*I spoke with the banana plant today we are friends now
By Ebri Kowaki
Transplanting a gomphrena is the closest you might get to old holiness. As in extinct sacredness, the kind that died off as machines multiplied on the face of the earth and rain forests slowly fell to rebirth as workstations for Vietnamese wage workers coupling screens on those gadgets. Loamy soil was goddess-soil, you know. & you are god with those potted seedlings that sat on your terrace through the weekend, approaching dispersing mannikins into misty air. Today they return to earth under your study window, from pot to the ridge you had hoed just above the line of bougainvillea.
Do not speak to Racheal Okogie about gardening – except you have the rest of the day to talk. Certainly do not speak to her about God, dear God, with kindling gazes like that she’d probably just tell you to talk to flowers. Away from the garden, Racheal organizes art exhibitions.
Racheal Okogie is something of a doyen in the academy of contemporary Nigerian art photographers, no stranger to the camera since she took her first shot in 2014. She prefers to work in peculiar circuits, closeups, parably. They nonetheless retain cultural currency as in Haija Funky. Naturally, a huddle of aspiring artists gravitate to her brimming with hopes of turning Kodaks to racks that may hold the next cultural traffic light, freeze art critics’ eye blinks for three seconds or a little longer. Flowers, however, are what she goes to sleep daydreaming of, on many a night.
Americans spend nearly half the day daydreaming, not even the good kind that has a poor thing in traffic thinking he’s the red suited man in that nice car. The chest heavy anxiety kind that has them flitting between reality and delusional perception, causing them to second guess the simplest decisions. It’s has been common knowledge that American artists – the poets, oh dear- rarely make it past their own heads. Like many quirky updates in the species lately, we would dismiss this with a chuckle or smirk, but pre-internet residents would be too concerned to share the humor.

A French nerd, Jean Baudrillard, expressed such worries about the sort of activity that engenders such mass detachment from social reality back in 1981, discussing four stages of delineation into simulation in a treatise Simulacra and Simulation.

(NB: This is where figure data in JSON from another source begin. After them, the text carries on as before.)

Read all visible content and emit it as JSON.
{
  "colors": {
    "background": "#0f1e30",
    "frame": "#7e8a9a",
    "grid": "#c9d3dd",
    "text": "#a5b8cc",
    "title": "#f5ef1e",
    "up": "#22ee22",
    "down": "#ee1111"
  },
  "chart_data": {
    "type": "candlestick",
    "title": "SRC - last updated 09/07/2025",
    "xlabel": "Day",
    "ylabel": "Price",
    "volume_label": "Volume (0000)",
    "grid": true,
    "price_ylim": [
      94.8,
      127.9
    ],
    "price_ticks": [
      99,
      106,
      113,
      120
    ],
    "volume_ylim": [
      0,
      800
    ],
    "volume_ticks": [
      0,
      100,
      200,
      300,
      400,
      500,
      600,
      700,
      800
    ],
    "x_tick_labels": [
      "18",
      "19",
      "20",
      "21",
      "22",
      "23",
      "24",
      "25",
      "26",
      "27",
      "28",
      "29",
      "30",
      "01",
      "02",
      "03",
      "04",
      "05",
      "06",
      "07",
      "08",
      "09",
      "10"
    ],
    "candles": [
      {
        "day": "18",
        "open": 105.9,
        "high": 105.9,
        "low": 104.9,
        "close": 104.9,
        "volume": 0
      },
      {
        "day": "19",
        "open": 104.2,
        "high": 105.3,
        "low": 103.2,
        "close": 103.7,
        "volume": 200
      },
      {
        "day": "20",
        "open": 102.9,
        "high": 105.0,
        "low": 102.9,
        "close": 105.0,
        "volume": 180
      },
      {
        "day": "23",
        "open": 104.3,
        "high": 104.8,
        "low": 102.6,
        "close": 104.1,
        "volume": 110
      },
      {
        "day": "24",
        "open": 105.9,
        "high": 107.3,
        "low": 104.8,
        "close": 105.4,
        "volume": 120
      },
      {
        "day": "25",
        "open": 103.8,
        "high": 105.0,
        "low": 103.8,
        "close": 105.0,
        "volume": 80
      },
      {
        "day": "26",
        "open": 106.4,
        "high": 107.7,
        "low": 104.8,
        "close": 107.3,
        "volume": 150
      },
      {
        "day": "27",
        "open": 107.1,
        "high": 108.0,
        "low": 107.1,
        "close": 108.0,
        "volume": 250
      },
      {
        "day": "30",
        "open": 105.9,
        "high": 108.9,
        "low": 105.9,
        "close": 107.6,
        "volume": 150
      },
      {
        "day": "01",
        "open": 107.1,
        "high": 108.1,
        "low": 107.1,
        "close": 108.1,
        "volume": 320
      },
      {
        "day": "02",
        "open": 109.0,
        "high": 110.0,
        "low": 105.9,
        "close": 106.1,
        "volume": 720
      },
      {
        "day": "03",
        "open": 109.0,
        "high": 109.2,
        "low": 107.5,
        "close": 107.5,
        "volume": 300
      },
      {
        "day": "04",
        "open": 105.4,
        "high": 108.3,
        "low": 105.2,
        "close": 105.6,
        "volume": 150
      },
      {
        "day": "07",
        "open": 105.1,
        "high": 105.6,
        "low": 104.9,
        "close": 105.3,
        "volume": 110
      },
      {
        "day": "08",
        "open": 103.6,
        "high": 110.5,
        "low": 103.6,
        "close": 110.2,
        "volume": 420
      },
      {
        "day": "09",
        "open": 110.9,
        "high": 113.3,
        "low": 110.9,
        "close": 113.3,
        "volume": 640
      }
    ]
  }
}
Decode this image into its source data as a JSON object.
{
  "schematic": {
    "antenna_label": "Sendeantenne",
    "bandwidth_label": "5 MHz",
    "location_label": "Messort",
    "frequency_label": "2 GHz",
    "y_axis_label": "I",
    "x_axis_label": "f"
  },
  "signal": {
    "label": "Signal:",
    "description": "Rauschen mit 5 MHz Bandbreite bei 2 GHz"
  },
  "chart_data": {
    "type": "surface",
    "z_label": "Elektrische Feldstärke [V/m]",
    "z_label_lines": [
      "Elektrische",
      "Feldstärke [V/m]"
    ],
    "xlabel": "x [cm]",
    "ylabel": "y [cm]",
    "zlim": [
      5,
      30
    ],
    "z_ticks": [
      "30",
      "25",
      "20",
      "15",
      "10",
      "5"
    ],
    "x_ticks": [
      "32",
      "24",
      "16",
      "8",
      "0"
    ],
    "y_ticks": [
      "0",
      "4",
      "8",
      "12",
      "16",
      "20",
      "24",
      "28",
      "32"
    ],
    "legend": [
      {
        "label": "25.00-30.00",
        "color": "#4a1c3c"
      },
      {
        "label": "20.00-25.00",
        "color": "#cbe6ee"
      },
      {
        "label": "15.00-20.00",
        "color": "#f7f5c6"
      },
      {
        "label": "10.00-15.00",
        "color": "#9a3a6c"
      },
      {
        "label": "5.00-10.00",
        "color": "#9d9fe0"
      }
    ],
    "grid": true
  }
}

Then he had Catholic relic in mind. Imagine what he would say to this webbed depressed world sloshing AI written academic papers and more smiley emojis than actual smiles. He’d probably be quiet, unpublished, tightly bound in fear of being canceled for being politically incorrect, whatever that phrase means. Jean says the entry way to simulated reality is when Professor Achara’s handing Olanna (Half of a yellow sun reference) a plastic bouquet on her wedding day elicits zero incredulity, maybe even a hit of joy and serotonin. We now get excited for less – two rose flowers and one heart emoji. At least in Olanna’s day, a plastic rose meant I’d give you a rose if I could find it, so here is something in the image and likeness of a rose, just unalive. What reality does an emoji contain?
The replacement of an original with an unfaithful copy usually masks the destruction of the original. Sated with our computer generated copies, we can then stare unblinkingly at news of climate destruction, for natural or industrial purposes, and not meet the full impact, not realize our full complicity in the deconsecration and slow degradation of our ecosystem. What does it mean to be cut off from the environment you are born for?
Indeed our world is one where symbols of value is founded on nothing and represent other symbols; ie: non-fungible tokens as stand ins for money, i.e: printed pieces of paper kept artificially scarce to promote an illusion of value. An illusion because 21st century money is scarcely backed by real value as in before U.S dollar abandoned the gold standard in 1971. We can go on; social media stands in for broader social interaction which were stand in for family/community bonding, video game culture balloons into a virile industry for those seeking a more introverted sense of purpose, porn stands in for sex. In such a world, naturally, everything is readily personified, poetry waddles abstract interior realities forsaking the bewitchment of the vast nature, an anthophile prattling about the sacredness in touching stems has peculiar tastes, dear God, don’t get us started on star gazers and bird watchers.
It is hardly surprising so much of urban mankind expends much energy in a circular search for God. What happens to god if he is buried into the soil and forgotten? Well, I suppose he just waits for the springtime to respawn as a budded stem. As he grows around you, he bids you to focus on the bud, so Rachael blurs out the background environment. The cold always leaves men pining for spring, for the warmth of perfect love. Yet the ground must wait. Perfect force that must still before a body. Love that is patient. Do you see the sacredness now?

Racheal Okogie’s work continues to point out the holiness of every day, of the present eternal now. Because the task of observing plantlife, as with every life form, requires conscious focus, and an openness of heart to the love and truth that abounds everywhere, in the mundane and in everything else. The world is composed of beauty, as garden as Eden, and if you can still not see it, focus on bright yellow blooms of the trumpet bush.
Ebri Kowaki is an arts and culture journalist. His works have appeared in The Republic, UbuntuAfrica, Afrocritik, African Writer Magazine, and elsewhere.